The Interesting Theory

Our most recent reading group session discussed the impactful theory of monotropism. Monotropism is maybe not the best-known theory about autism, but it makes a lot of sense of the experiences of some who are neurodivergent. We looked at a “paper/post” by Fergus Murray who shared his perspective of the theory and its applications. His late mum Dinah Murray had the initial idea, and that academic paper is also listed below. The theory of monotropism proposes a model of the mind as an interest-based system. The idea is that our own special interests attract more of our processing resources. This can make it harder to deal with things outside of the current attention tunnel and interest. It’s harder to focus with multiple streams of attention and input, so where attention is drawn there is a higher intensity of focus. So, this could contribute to the sensory differences autistic individuals experience. People may not be able to tune out senses which can cause them discomfort. Neural pathways that receive stimulation grow stronger. Fergus, Murray suggested there may be long-term hyper-sensitivity in senses receiving intense attentions – whether comforting or not — which may be contributing to the sensory differences that autistic people often experience. 

 Our group felt that the theory of monotropism was very helpful in terms of understanding autism and how it did not feel as much of a deficit focus as other theories.
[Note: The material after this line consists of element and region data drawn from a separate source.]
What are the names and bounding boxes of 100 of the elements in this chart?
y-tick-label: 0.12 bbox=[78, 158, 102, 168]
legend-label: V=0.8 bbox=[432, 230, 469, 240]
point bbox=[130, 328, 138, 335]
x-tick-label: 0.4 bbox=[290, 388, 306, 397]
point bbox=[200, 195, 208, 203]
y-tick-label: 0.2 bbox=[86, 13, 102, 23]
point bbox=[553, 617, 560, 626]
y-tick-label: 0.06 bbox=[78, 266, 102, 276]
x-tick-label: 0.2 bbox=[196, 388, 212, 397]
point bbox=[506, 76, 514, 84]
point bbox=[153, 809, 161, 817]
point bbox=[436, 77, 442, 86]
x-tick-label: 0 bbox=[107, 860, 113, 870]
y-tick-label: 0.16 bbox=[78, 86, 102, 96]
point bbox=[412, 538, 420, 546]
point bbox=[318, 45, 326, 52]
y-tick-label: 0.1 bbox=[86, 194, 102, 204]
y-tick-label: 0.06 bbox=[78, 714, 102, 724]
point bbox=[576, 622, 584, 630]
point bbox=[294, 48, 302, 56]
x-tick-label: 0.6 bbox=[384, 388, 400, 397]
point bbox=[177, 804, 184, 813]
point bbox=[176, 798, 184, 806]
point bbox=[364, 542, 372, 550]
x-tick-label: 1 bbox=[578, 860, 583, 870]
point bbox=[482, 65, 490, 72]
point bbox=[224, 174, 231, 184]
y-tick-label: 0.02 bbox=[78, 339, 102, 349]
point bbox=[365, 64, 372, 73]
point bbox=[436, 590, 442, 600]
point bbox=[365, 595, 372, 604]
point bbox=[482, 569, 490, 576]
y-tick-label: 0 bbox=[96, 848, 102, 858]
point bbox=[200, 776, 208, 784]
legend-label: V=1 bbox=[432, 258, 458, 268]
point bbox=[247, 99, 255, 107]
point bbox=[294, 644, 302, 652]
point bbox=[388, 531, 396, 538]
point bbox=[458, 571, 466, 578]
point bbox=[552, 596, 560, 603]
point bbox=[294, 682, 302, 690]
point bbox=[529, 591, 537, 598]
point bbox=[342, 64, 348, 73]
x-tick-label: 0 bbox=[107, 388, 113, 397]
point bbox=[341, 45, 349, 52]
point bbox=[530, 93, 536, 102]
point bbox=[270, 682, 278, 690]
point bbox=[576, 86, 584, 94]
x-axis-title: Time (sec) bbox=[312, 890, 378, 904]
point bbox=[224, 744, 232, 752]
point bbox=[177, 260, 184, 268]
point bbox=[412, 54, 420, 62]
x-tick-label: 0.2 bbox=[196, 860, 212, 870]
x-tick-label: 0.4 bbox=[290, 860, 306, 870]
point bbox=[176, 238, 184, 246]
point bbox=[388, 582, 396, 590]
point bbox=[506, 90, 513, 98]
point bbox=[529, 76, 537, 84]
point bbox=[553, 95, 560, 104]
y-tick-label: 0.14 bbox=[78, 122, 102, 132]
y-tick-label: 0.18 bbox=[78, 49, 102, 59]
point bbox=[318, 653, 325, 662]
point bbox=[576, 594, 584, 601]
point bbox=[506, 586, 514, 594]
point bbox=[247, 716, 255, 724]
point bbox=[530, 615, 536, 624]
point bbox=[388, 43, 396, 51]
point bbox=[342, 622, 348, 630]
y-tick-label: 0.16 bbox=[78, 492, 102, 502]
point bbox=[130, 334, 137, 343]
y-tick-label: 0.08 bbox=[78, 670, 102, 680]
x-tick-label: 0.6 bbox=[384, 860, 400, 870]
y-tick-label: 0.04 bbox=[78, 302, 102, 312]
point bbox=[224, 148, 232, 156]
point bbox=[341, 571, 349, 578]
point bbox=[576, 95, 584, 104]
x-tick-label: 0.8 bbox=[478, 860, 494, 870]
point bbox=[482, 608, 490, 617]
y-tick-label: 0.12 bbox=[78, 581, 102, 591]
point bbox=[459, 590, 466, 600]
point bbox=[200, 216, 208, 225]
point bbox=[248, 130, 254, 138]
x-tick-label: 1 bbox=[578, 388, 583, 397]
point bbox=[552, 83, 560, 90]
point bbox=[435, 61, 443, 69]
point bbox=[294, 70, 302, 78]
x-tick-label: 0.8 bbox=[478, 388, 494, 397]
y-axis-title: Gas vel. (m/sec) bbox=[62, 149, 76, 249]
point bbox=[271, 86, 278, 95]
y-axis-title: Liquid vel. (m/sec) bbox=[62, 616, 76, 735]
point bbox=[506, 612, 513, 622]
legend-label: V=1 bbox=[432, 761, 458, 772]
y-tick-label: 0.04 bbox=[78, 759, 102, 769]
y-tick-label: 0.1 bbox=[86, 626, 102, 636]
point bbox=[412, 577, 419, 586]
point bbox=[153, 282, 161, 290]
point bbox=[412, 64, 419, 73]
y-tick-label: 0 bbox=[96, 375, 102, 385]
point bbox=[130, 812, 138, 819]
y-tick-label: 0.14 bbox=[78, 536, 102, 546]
Whilst the paper by Dinah Murray looks at the theory in relevance to diagnostic criteria, Fergus Murray presents a different perspective on the behaviour that is pathologised in the diagnostic criteria.  

We focused on how monotropism might apply within our education system. Sensory differences have formed a part of the work schools focus on, with some implementing sensory rooms or flexible timetables, but overall, the curriculum and school system is not set up for neurodivergent students. School in its current state may be harmful to neurodivergent pupils, with some avoiding school entirely. –Schools can place high value on learning a range of topics within each subject and a range of subjects each day: this means lots of change and transition. We discussed how neuroaffirmative practices would make school a more accessible place for neurodivergent (ND) ND students but that it would also probably be beneficial to all. An ideal would be to have smaller class sizes with more project-based work. This would allow students to gain a more in-depth knowledge about topics instead of the shallower level when learning multiple topics at once to cover the broad curriculum the government thinks children should be learning. The students would be able to learn what interests them, which according to monotropism should allow for greater focus on the work. Alternatively, schools could tailor work to individual interests to stimulate their focus and desire to learn.  

“Life as a monotropic person in a polytropic world is often unstable” (Fergus Murray, Implications for practice, paragraph 2). We thought this statement made sense of the need for stability and structure that is often a key trait of diagnostic criteria. Struggling with change is another trait of autism. This is often stigmatised based on the reactions autistic people can display. In reality, change is something that can be difficult for everyone. You can see it within our systems, like education, that have not had significant positive change. We discussed whether the lack of readiness by those in powerful positions to admit mistakes or bias in their actions can keep systems stagnant. One member of the group said they had visited a self-directed learning college, where the students had individualised projects that had a range of in-depth learning. Alongside this reluctance for change, the cost of breaking down the old and bringing in the new seems unfeasible. Our education system is already undervalued and underfunded and could be changed for the better, but it would be costly. Change can be a daunting prospect, but it is often necessary. 

The ACoRNS team recently took a trip to visit the amazing SAND project in Worthing. Trainees take pathways that are built around their interest allowing them to learn in an environment that suits them. Some of the products of this approach can be seen in their shop (link below), soon to be expanded. Using the interest-based approach that Monotropism theory proposes can really work! This can apply to so many aspects of life and learning: education, diagnostic procedures, workplace environments etc. We felt that using skills and interests and affirmative practices in a range of settings could have a positive impact for everyone, which is why we really enjoyed discussing the interesting Theory of Monotropism.